I then optimized the program for 4x4 puzzles, getting about 280k node/sec on my computer using the C++ STL priority queue (a binary heap, not optimal for this problem). The 4x4 you mentioned as being difficult took 54 moves, not 62. It used 8.1M nodes, with the final heap (aka priority queue) being 4.1M nodes, using 12bytes/node.
However my program doesn't generate solutions, sadly. So it's possible I'm wrong (although it was working fine for smaller puzzles). I would have to write my own heap to do that. I'll edit this post when I do that, maybe tonight, maybe not :)
This is a good problem for id-A* as someone mentioned. 50MB of RAM is not worth it for a 4x4 puzzle :)
Edit:
I implemented the iterative deepening A*, and now it goes crazy fast (probably since the program fits in the cache?). I get 2.6M nodes/s now.

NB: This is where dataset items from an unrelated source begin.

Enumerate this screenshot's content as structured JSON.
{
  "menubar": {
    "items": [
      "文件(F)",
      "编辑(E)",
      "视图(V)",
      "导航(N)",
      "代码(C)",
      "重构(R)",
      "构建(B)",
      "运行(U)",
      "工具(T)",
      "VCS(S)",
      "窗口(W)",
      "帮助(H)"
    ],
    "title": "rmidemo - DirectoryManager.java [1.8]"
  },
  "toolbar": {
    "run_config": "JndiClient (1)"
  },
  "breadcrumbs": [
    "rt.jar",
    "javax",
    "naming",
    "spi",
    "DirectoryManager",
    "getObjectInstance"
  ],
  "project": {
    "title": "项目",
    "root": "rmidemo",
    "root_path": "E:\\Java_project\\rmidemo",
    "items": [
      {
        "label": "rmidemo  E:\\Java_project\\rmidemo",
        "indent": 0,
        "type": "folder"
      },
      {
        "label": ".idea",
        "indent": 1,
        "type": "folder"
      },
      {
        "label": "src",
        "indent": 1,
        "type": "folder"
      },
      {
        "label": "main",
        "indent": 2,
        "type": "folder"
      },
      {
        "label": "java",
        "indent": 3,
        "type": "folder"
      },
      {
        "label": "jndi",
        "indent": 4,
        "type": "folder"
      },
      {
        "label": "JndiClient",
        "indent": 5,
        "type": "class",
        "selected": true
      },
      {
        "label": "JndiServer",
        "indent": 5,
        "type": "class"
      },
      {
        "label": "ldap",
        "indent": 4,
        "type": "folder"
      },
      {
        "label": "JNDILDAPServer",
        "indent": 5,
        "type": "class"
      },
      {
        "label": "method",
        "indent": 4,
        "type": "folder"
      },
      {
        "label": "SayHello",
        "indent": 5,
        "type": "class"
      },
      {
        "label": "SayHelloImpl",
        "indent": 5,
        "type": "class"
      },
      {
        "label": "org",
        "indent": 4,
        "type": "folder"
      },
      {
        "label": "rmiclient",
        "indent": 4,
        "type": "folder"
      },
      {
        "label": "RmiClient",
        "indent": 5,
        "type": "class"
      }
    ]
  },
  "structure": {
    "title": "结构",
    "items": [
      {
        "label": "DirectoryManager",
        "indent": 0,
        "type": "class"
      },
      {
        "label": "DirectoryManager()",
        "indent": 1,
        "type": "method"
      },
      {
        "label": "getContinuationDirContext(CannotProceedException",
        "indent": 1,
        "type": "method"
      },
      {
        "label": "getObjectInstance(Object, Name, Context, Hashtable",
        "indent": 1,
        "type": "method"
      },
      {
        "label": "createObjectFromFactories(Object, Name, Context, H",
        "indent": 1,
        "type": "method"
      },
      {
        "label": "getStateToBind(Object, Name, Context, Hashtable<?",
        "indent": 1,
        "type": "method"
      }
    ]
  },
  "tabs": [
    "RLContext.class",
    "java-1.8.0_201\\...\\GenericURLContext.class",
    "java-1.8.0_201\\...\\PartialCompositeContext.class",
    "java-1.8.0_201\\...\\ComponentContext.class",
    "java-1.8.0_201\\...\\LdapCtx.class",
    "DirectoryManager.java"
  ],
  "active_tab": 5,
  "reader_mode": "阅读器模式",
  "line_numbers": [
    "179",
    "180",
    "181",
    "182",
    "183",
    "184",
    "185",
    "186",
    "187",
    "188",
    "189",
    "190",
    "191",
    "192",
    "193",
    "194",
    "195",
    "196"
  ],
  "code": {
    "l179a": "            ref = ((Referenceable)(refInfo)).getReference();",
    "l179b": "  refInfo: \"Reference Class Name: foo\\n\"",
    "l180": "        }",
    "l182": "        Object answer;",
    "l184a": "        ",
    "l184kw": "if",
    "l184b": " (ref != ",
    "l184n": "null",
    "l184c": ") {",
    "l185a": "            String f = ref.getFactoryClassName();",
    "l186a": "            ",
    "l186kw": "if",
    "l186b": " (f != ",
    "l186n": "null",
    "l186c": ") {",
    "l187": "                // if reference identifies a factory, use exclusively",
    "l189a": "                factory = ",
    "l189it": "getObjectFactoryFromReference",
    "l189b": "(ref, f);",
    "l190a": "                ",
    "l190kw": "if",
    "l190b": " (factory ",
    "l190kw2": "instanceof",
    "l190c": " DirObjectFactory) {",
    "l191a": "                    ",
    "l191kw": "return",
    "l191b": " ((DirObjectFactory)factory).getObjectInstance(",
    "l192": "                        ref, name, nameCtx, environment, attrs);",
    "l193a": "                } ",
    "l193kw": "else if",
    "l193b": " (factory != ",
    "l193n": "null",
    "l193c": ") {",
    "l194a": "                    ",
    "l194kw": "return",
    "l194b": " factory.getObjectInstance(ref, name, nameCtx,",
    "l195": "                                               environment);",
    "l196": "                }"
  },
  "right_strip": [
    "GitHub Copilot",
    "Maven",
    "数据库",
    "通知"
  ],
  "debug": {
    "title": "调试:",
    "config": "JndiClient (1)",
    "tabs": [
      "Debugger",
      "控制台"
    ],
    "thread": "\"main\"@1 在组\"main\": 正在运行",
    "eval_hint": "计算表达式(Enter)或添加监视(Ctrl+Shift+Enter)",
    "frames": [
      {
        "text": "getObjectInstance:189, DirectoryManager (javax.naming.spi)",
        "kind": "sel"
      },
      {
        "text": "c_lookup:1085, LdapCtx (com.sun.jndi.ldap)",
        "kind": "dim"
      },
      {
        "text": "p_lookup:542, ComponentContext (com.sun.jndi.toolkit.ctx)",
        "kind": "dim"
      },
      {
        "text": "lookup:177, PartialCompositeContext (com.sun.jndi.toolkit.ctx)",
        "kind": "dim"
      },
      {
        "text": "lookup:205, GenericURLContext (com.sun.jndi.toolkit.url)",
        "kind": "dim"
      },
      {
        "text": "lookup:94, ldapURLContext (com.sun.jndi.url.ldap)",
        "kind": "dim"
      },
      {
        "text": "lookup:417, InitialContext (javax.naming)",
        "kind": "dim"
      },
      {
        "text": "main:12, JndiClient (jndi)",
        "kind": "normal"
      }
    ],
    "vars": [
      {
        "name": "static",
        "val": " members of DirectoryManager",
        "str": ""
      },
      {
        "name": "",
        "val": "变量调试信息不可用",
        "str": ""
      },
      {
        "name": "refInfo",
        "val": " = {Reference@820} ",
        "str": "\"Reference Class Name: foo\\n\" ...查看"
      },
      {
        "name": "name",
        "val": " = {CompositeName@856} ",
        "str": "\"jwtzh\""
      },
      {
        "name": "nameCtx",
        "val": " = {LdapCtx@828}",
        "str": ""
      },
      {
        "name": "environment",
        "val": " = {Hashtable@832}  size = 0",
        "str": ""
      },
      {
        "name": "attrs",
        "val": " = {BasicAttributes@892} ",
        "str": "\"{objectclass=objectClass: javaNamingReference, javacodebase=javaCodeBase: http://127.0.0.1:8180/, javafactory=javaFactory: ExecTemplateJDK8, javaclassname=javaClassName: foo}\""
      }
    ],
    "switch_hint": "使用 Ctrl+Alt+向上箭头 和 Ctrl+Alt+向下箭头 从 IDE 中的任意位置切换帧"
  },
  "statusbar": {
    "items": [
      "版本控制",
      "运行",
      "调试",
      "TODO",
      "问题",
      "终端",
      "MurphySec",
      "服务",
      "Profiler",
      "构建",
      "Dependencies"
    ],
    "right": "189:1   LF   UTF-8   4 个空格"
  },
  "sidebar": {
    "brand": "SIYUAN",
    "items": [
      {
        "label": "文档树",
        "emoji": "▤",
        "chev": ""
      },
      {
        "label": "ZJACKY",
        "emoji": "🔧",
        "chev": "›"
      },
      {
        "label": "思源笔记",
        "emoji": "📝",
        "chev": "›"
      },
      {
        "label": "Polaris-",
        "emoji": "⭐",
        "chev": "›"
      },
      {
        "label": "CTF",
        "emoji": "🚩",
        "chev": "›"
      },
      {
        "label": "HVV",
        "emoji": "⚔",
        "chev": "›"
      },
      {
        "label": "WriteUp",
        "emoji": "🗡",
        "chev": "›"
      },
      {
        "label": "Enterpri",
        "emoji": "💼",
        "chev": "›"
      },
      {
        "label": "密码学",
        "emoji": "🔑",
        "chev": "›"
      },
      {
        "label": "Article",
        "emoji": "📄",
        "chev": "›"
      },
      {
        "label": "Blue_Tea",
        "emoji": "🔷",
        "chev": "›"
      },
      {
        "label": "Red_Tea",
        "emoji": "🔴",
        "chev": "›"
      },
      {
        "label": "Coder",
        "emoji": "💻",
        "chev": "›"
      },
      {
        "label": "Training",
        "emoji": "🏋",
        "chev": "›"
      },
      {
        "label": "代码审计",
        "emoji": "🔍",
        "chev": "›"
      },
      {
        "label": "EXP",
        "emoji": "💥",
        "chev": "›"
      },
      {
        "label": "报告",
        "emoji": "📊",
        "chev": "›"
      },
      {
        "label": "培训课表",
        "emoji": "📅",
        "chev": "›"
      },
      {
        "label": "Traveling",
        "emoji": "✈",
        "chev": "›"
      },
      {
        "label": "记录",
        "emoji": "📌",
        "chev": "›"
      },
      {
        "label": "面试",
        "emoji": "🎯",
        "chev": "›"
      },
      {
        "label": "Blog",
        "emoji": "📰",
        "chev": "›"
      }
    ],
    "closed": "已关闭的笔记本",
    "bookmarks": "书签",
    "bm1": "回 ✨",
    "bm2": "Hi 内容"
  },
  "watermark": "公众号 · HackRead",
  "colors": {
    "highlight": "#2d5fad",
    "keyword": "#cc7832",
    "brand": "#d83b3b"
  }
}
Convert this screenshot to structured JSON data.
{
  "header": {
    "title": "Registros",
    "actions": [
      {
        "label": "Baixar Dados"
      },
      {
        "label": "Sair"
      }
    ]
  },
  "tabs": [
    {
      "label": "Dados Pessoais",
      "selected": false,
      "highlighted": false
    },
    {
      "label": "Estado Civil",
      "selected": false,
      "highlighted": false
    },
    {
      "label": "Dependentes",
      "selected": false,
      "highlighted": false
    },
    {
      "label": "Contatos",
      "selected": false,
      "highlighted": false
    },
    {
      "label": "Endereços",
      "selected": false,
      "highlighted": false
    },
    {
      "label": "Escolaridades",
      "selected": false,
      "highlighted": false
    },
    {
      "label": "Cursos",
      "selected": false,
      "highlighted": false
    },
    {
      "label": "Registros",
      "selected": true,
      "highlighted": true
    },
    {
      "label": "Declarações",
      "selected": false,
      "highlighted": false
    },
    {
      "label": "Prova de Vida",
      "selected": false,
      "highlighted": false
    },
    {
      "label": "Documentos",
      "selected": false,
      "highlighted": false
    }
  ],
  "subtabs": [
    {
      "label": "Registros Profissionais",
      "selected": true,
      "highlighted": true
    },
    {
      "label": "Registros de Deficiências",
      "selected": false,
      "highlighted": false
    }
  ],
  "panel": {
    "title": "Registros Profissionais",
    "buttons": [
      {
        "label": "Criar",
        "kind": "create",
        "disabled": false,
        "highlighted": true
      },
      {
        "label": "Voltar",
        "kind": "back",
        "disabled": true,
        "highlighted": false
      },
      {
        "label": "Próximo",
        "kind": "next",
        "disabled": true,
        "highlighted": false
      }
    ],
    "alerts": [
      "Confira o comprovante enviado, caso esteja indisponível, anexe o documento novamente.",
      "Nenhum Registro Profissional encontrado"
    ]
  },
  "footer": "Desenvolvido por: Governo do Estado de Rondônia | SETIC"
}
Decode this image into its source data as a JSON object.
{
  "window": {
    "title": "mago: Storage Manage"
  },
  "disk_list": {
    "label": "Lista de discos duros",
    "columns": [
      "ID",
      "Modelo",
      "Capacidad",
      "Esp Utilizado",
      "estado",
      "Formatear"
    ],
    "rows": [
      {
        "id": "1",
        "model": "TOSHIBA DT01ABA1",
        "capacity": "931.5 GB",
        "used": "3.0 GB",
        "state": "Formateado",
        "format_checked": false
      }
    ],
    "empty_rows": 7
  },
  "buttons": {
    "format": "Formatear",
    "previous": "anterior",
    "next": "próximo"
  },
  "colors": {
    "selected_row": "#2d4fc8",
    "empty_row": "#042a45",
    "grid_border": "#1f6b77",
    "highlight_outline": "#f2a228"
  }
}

Here is the 54-step solution:
(Whoops, L = right, R = left. :P)
1 11 7 5
14 3 4 13
2 9 0 12
10 8 6 **
DDDLULULDRDRUULLURRRDLLDRRU
LLURRDLLLDRDLURRRDLUULLURRR
depth 54, nodes 8405436
3.204 s
I tried various random 4x4's and most take a few seconds. Here are the hardest I found if you want to try to optimize your solver:
10 ** 14 3
12 6 11 0
13 1 9 2
8 5 4 7
depth 55, nodes 899119579
UURULDRDDLUUURDDRDLLURRUULDLULDD
RDLURDRURDLULUULDRRDRUU
342.741 s
5 4 11 10
** 14 6 9
1 13 12 8
0 7 2 3
depth 57, nodes 919366955
URRULDDDRUULLURRDRULLDDDRURDLLLU
URRDLDLUURRDRULURDLDDRUUU
345.206 s
Here is source and .exe:
http://media2.uploadjar.com/file.php?file=uploads/slidepuzzle.zip
(The source is hard to read because I went general A* -> 4x4 A* -> 4x4 IDA*, and there's a lot of optimized bit manipulation)